Put the lentils, squash, water, star anise, turmeric, and ginger into a heavy pot with a lid. Bring to a boil, skimming off any scum that forms on top.
Add salt, then turn the heat down to low and cover. Simmer until the lentils are soft and breaking up, and the squash is just cooked, about 25 to 30 minutes. Keep an eye on the lentils as they thicken and soften. They will need stirring to stop them sticking to the bottom of the pan. When the lentils are thick and creamy looking, and the squash is cooked, remove from the heat, and discard the ginger and star anise. Cover and set aside. Add a little hot water if the mixture looks dry. Start the spiced oil.

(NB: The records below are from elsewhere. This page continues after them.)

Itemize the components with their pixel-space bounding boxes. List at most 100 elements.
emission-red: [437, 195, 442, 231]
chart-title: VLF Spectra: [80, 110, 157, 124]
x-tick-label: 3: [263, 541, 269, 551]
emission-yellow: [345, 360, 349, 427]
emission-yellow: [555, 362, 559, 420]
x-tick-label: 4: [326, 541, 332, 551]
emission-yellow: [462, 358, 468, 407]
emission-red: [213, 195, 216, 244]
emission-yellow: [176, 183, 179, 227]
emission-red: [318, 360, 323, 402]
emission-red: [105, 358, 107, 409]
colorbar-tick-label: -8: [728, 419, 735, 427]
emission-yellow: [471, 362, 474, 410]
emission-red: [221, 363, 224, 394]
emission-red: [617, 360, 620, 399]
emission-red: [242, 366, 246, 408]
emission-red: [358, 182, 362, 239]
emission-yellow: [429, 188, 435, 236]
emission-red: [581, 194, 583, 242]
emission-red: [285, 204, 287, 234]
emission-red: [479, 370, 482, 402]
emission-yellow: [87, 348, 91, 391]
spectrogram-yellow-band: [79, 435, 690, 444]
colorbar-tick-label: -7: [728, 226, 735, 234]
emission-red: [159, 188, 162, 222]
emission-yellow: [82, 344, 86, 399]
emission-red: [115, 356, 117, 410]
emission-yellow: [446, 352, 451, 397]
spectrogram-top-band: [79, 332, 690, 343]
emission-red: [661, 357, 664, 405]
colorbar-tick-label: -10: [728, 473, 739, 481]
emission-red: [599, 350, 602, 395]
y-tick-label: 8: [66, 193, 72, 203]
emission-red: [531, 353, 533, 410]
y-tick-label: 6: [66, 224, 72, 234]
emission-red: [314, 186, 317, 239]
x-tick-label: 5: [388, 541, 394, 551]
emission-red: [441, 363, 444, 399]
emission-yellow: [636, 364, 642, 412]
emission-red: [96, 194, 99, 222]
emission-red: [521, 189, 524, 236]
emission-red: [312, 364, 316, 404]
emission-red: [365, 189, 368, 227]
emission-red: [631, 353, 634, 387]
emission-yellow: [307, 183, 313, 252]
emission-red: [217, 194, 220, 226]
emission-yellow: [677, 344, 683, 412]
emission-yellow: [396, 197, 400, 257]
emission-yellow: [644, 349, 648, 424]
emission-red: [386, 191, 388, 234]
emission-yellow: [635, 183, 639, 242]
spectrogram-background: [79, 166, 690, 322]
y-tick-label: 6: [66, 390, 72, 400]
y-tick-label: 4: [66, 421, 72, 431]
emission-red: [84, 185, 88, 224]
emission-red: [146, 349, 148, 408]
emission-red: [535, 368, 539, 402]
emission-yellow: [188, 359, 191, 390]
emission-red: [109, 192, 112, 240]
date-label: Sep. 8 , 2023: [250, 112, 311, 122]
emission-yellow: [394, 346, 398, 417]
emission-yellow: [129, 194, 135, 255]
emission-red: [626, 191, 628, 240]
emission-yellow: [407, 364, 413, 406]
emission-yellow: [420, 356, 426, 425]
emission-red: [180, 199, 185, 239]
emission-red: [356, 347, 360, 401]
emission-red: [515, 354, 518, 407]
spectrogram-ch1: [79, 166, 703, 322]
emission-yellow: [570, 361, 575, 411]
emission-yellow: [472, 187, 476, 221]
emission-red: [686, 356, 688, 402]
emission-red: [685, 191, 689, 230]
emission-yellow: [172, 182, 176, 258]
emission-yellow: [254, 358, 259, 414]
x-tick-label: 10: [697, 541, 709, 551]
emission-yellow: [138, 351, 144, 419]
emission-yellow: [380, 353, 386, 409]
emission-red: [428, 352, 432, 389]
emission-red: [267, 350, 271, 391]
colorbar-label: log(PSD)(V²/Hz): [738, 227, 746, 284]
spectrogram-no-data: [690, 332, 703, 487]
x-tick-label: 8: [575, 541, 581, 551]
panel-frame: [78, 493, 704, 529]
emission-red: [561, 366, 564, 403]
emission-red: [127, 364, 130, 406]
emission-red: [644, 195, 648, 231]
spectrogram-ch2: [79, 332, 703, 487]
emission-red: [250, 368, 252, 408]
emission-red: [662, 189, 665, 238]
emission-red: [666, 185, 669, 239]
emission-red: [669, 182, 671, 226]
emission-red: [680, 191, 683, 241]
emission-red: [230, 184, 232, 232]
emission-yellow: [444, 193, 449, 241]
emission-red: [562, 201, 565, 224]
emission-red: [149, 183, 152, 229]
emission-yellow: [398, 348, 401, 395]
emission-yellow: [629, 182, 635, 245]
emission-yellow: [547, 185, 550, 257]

Heat the ghee or oil in a small skillet over a medium-high heat. When it has completely melted and starts to ripple with heat, add the cumin seeds. As soon as they start to darken, about 30 seconds, add the garlic and chili pods, cook, stirring constantly. As soon as the garlic colors and the chili pods have darkened to a deep red, add the basil and cilantro. They will spit and sizzle. Cook for a minute, then pour the entire contents of the skillet over the lentil-squash mixture and stir in. Serve immediately with brown basmati rice.
Chef Tips
Ghee is clarified butter. You can usually find it in the oil section of the supermarket. It also exists in a vegan version, but coconut oil works just as well, if you need a dairy-free option.
Dried chilies are not as hot used whole as when they are broken up. It’s the pith and seeds inside that add the extra heat.